In her reply to a call for the European Commission to send a fact-finding mission to Cyprus to investigate the Title Deed problems, Commission Vice-President Mrs Viviane Reding has rejected MEP Daniel Hannan’s request saying that “the Commission has no powers to intervene in this matter”:
The Commission is aware of the difficulties faced by buyers of immovable property in Cyprus in relation to developer mortgages and withheld title deeds. Under the Treaty on European Union and the Treaty on the Functioning of the European Union, the Commission can only intervene if an issue of European Union law is involved.
As explained in the answer to Written Questions E‑6513/08, E‑6793/08 and E‑0110/09 given by Commissioner McCreevy, the Commission contacted the Cypriot authorities in 2009 asking for detailed information on the situation. Based on the analysis of the reply received, the Commission concluded that the matter falls outside Union law as it concerns the establishment and application of the legal framework governing the acquisition and transfer of immovable properties in Cyprus covered by Article 345 TFEU (Treaty on the Functioning of the European Union).
Since the provisions of the TFEU shall in no way prejudice the rules governing the system of property ownership in a Member State, the Commission has no powers to intervene in this matter. For this reason, the Commission is not in a position to organise a fact-finding mission.

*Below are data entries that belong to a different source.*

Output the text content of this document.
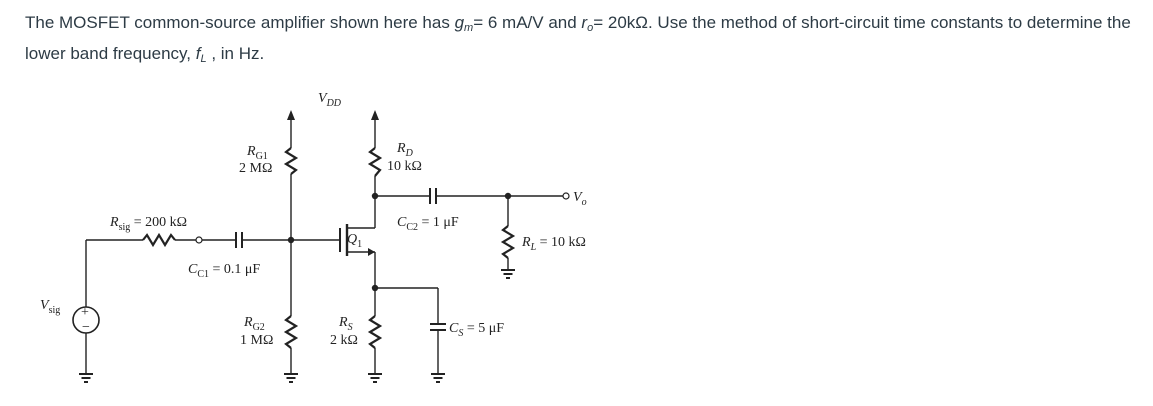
The MOSFET common-source amplifier shown here has $g_m= 6$ mA/V and $r_o= 20k\Omega$. Use the method of short-circuit time constants to determine the lower band frequency, $f_L$ , in Hz.
+
−
$V_{DD}$
$R_{G1}$
2 MΩ
$R_D$
10 kΩ
$R_{sig} = 200$ kΩ
$C_{C1} = 0.1$ μF
$C_{C2} = 1$ μF
$Q_1$
$V_o$
$R_L = 10$ kΩ
$V_{sig}$
$R_{G2}$
1 MΩ
$R_S$
2 kΩ
$C_S = 5$ μF
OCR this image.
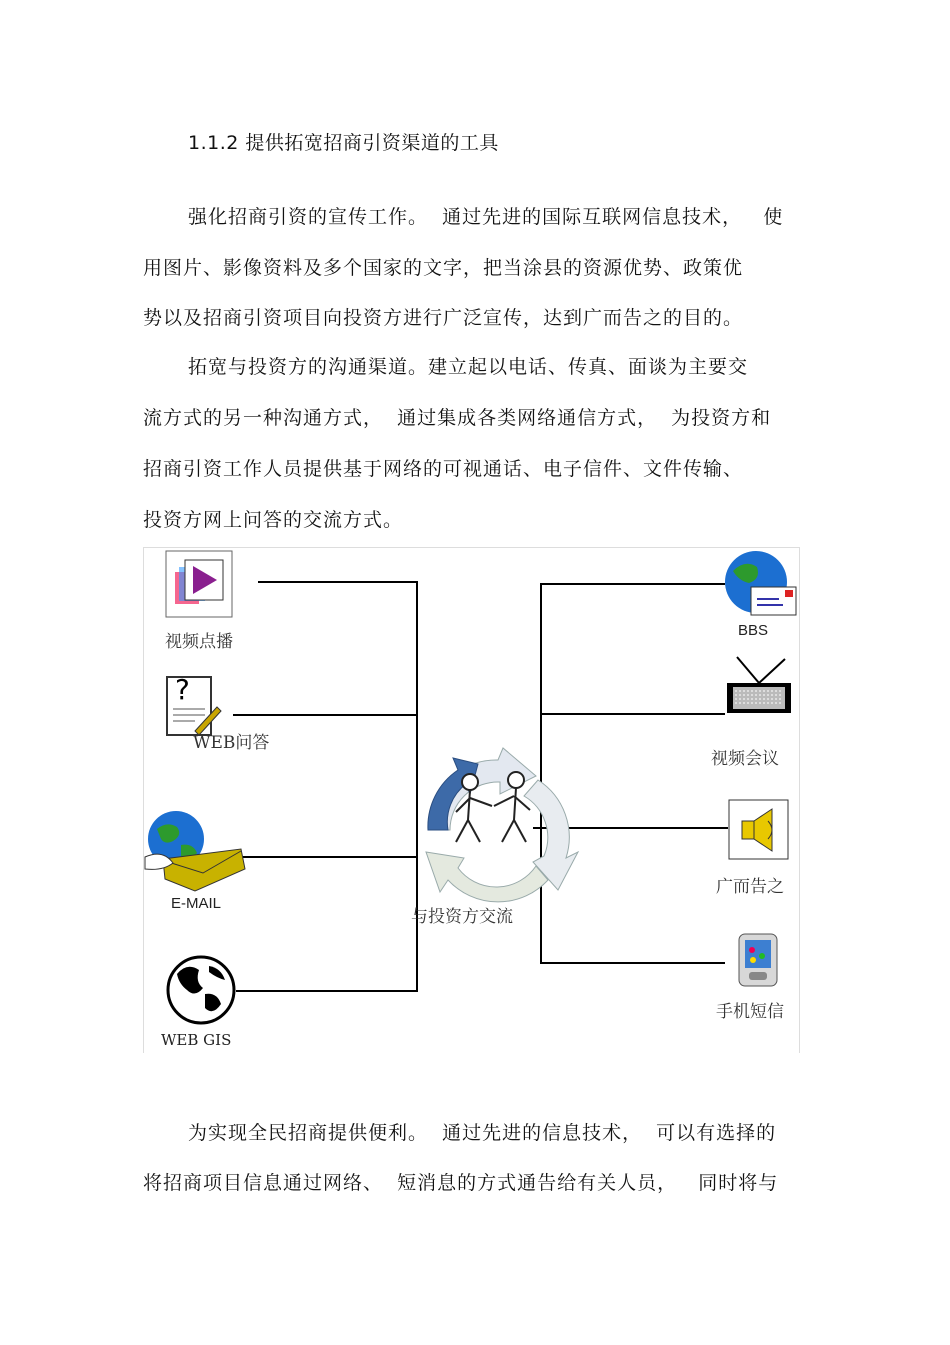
1.1.2 提供拓宽招商引资渠道的工具
强化招商引资的宣传工作。  通过先进的国际互联网信息技术，   使
用图片、影像资料及多个国家的文字，把当涂县的资源优势、政策优
势以及招商引资项目向投资方进行广泛宣传，达到广而告之的目的。
拓宽与投资方的沟通渠道。建立起以电话、传真、面谈为主要交
流方式的另一种沟通方式，  通过集成各类网络通信方式，  为投资方和
招商引资工作人员提供基于网络的可视通话、电子信件、文件传输、
投资方网上问答的交流方式。
与投资方交流
视频点播
?
WEB问答
E-MAIL
WEB GIS
BBS
视频会议
广而告之
手机短信
为实现全民招商提供便利。  通过先进的信息技术，  可以有选择的
将招商项目信息通过网络、  短消息的方式通告给有关人员，   同时将与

The Commission believes that the questions raised by the Honourable Member should be addressed to the competent national authorities in Cyprus.
The draft legislation which is said to address and regulate the issue of title deeds is still under negotiation in the Cypriot Parliament.
The Commission trusts that the Cypriot authorities will adopt legislation on this specific matter in conformity with their international obligations, and in particular, the European Convention of Human Rights.